I’ll try to keep this short, I would like to see you happy with your Mate PC expiriance

I Have a Seagate 1 TB SSD Hybride main drive with 3 partitiuons in it, I then have a 2 TB drive, with 4 partitions running with it, built in the PC, I can also switch an external partitioned usb drive on and have access to it as well when I need it.

My Mate OS is installed in the SSD drive on a 100Gb partition and all of my personal data etc is kept in the other partitions, so the second drive stores all by stored data, music, multimedia etc. in the selected sections. I don’t store any data in the Mate partition.

All the partitions show in the Home file but only open if I select them to put or save data to them.

The GPT partition table allows you to have more than 4 partitions to work with, so I installed Mate using the whole drive and the “first install” option at instalation.
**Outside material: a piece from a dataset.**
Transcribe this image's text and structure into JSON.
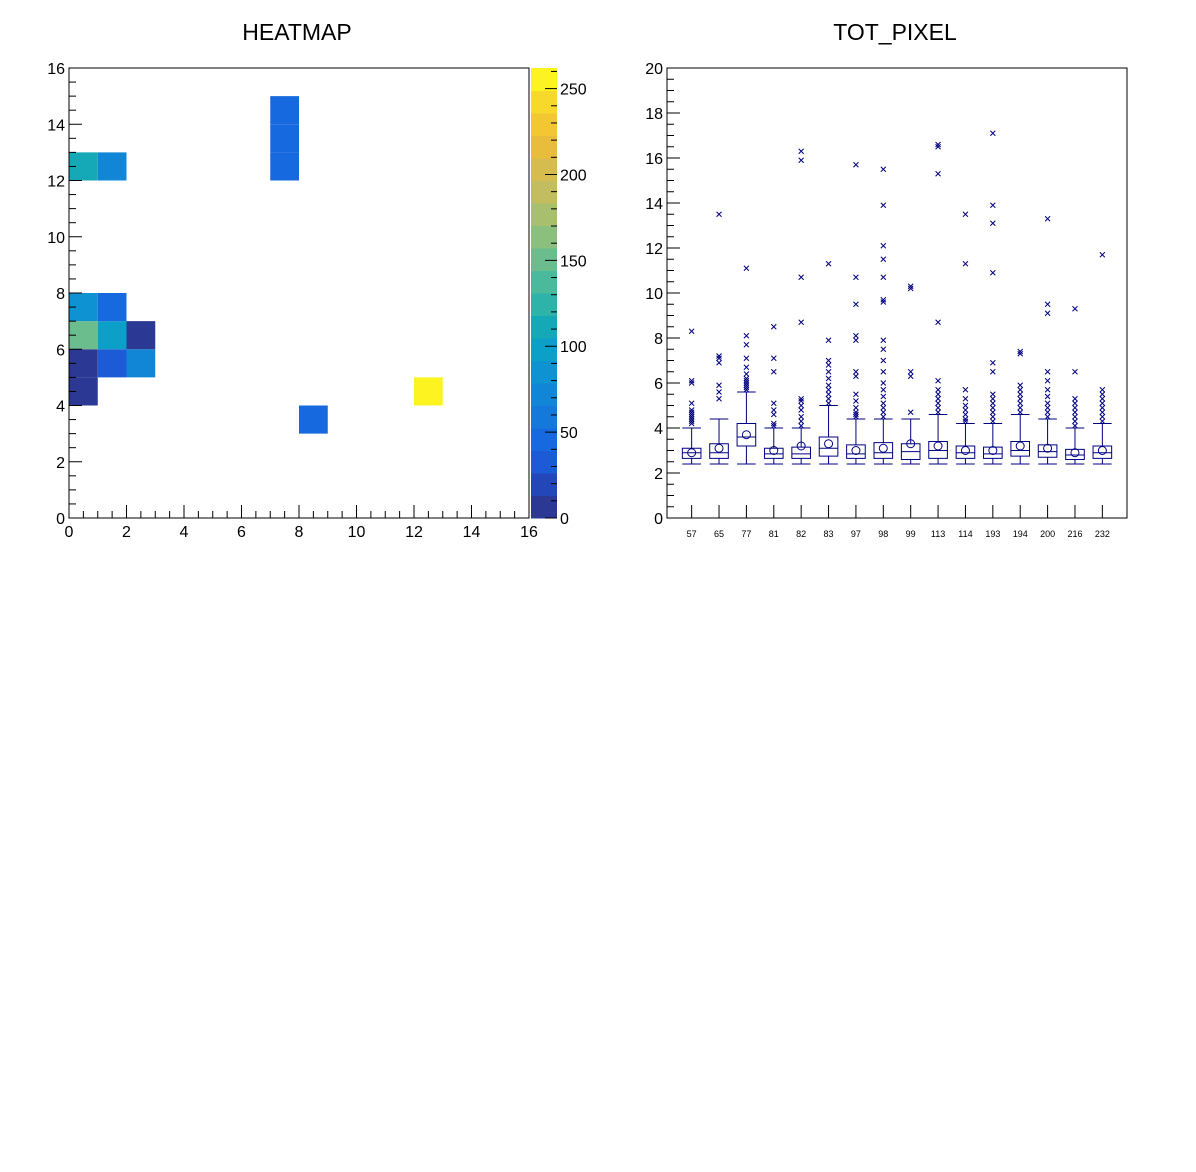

This resulted in a “Boot” partition (with no swap etc.) and still has a “Home” section.

I then hooked the drive to another PC, also Mate, and shrunk the mate partition down and added 2 more partitions.

I can now reinstall Mate if any thing goes wrong and it is out of my limited knowledge to fix it, I find it easier to reinstall the OS plus the apps than try to do clones.

When I boot up it goes straight into Mate with out showing the old grub window and has Home showing on the desktop and when I want to open one of the other 6 partitions I select it from the home file or I could create a shortcut to a particular partition if I was doing work at the time that used that one a lot.

There are always more than one way to do things in PC’s and the end result is what matters, I’m only 2 years below you and try very hard not to use the command system, so far I have been able keep my PC’s going with a version of Mate for 8 years and over all have been very pleased that I switched to this fantastic system.

So digin there mate and don’t let it beat you.